Welcher File Manager eignet sich, um auf den Android Datenordner zuzugreifen?
- Warum ist der Zugriff auf den Datenordner bei Android eingeschränkt?
- File Manager für den Zugriff auf den Android Datenordner
- Voraussetzungen für den Zugriff
- Alternativen für nicht-gerootete Geräte
- Fazit
Der Zugriff auf den Android Datenordner (häufig als data-Verzeichnis bekannt) ist für viele Nutzer von Interesse, die Anwendungen tiefer analysieren oder sichern möchten. Allerdings handelt es sich bei diesem Ordner um einen geschützten Bereich des Dateisystems, der nicht ohne Weiteres zugänglich ist. In diesem Beitrag erläutern wir, welche File Manager dies ermöglichen und welche Voraussetzungen hierfür erfüllt sein müssen.
Warum ist der Zugriff auf den Datenordner bei Android eingeschränkt?
Der data-Ordner auf einem Android-Gerät enthält sensible Dateien von installierten Apps, darunter Einstellungen, Datenbanken und Cache-Dateien.
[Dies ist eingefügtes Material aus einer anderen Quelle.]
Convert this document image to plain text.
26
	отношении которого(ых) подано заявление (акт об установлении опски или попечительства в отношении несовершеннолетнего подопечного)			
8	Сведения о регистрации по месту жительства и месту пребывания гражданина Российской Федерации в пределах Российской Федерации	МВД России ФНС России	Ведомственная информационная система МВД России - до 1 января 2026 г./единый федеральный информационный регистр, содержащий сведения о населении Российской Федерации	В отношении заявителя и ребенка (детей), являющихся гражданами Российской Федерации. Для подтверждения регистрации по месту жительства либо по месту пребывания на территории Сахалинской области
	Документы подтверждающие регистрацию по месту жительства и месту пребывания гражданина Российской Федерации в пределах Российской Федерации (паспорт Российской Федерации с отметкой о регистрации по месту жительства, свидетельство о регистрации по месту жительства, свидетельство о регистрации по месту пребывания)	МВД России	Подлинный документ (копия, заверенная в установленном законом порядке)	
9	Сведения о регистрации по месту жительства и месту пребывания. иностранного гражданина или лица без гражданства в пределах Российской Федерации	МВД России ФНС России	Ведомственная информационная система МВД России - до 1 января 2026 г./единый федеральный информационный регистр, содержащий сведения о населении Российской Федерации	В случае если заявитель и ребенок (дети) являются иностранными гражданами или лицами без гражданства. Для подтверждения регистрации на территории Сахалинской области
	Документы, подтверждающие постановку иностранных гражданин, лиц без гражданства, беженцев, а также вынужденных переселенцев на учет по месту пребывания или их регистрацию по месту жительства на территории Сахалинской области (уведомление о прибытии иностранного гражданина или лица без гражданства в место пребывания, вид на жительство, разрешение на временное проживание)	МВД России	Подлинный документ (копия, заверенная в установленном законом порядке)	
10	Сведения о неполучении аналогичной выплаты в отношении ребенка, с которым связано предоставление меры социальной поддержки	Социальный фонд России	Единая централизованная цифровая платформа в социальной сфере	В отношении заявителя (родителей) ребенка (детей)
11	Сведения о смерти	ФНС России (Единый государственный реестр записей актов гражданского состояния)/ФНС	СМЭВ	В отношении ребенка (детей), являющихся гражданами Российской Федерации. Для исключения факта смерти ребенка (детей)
Aus Sicherheitsgründen ist dieser Ordner vor dem Zugriff durch normale Benutzer geschützt, um Manipulationen oder Datenverlust zu verhindern. Standard-File-Manager bieten daher keinen Zugriff auf diesen Bereich, es sei denn, das Gerät ist gerootet oder es werden spezielle Zugriffsrechte gewährt.
File Manager für den Zugriff auf den Android Datenordner
Einige File Manager bieten erweiterte Funktionen, um trotz Einschränkungen auf geschützte Verzeichnisse zuzugreifen. Diese funktionieren in der Regel nur auf gerooteten Geräten, da Root-Rechte Administratorrechte auf dem Android-System gewähren. Bekannte Beispiele für solche File Manager sind Root Explorer, Solid Explorer mit Root-Plugin und X-plore File Manager. Diese Programme erlauben es, den data-Ordner zu öffnen und Dateien zu bearbeiten, sofern die Root-Berechtigung aktiviert ist.
Voraussetzungen für den Zugriff
Ohne Root-Zugriff ist es fast unmöglich, an den Datenordner heranzukommen. Das Gerätesystem schützt diese Verzeichnisse mithilfe von Berechtigungen, die normale Apps nicht überschreiten können. Um Root-Rechte zu erlangen, muss das Android-System entsperrt werden, was allerdings Garantieverlust und Sicherheitsrisiken mit sich bringt. Nach erfolgreichem Rooten kann ein angepasster File Manager installiert werden, der auf das Systemverzeichnis zugreifen kann.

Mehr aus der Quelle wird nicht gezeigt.